Topological field theories and symmetry protected topological phases with fusion category symmetries

TL;DR

This paper classifies 1+1d bosonic SPT phases with fusion category symmetries using topological field theories, incorporating time-reversal symmetry and self-duality considerations.

Contribution

It introduces a classification scheme for SPT phases with fusion category symmetries via equivalence classes of quintuples, extending topological field theory methods to unoriented cases.

Findings

SPT phases classified by quintuples (Z, M, i, s, φ)

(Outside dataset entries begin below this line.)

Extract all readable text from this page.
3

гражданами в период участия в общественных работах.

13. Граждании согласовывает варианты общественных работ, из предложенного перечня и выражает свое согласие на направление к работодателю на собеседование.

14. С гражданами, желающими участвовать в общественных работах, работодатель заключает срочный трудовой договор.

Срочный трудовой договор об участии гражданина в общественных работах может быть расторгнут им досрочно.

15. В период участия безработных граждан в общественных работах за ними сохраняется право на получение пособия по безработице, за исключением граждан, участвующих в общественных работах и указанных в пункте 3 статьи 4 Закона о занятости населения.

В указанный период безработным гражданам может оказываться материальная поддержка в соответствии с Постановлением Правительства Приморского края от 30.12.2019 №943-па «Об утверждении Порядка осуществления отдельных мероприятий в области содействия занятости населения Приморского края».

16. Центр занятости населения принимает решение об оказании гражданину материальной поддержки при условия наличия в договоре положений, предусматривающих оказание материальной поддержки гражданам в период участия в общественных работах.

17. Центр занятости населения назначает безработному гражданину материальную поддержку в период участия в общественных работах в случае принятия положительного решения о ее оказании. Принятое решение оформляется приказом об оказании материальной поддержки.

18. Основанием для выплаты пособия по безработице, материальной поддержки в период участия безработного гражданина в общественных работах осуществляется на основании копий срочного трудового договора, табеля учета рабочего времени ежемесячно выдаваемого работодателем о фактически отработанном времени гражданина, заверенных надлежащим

Formulation of unoriented 2D topological field theories

Application to Kramers-Wannier-like self-duality cases

Abstract

Fusion category symmetries are finite symmetries in 1+1 dimensions described by unitary fusion categories. We classify 1+1d time-reversal invariant bosonic symmetry protected topological (SPT) phases with fusion category symmetry by using topological field theories. We first formulate two-dimensional unoriented topological field theories whose symmetry splits into time-reversal symmetry and fusion category symmetry. We then solve them to show that SPT phases are classified by equivalence classes of quintuples $(Z, M, i, s, \phi)$ where $(Z, M, i)$ is a fiber functor, $s$ is a sign, and $\phi$ is the action of orientation-reversing symmetry that is compatible with the fiber functor $(Z, M, i)$. We apply this classification to SPT phases with Kramers-Wannier-like self-duality.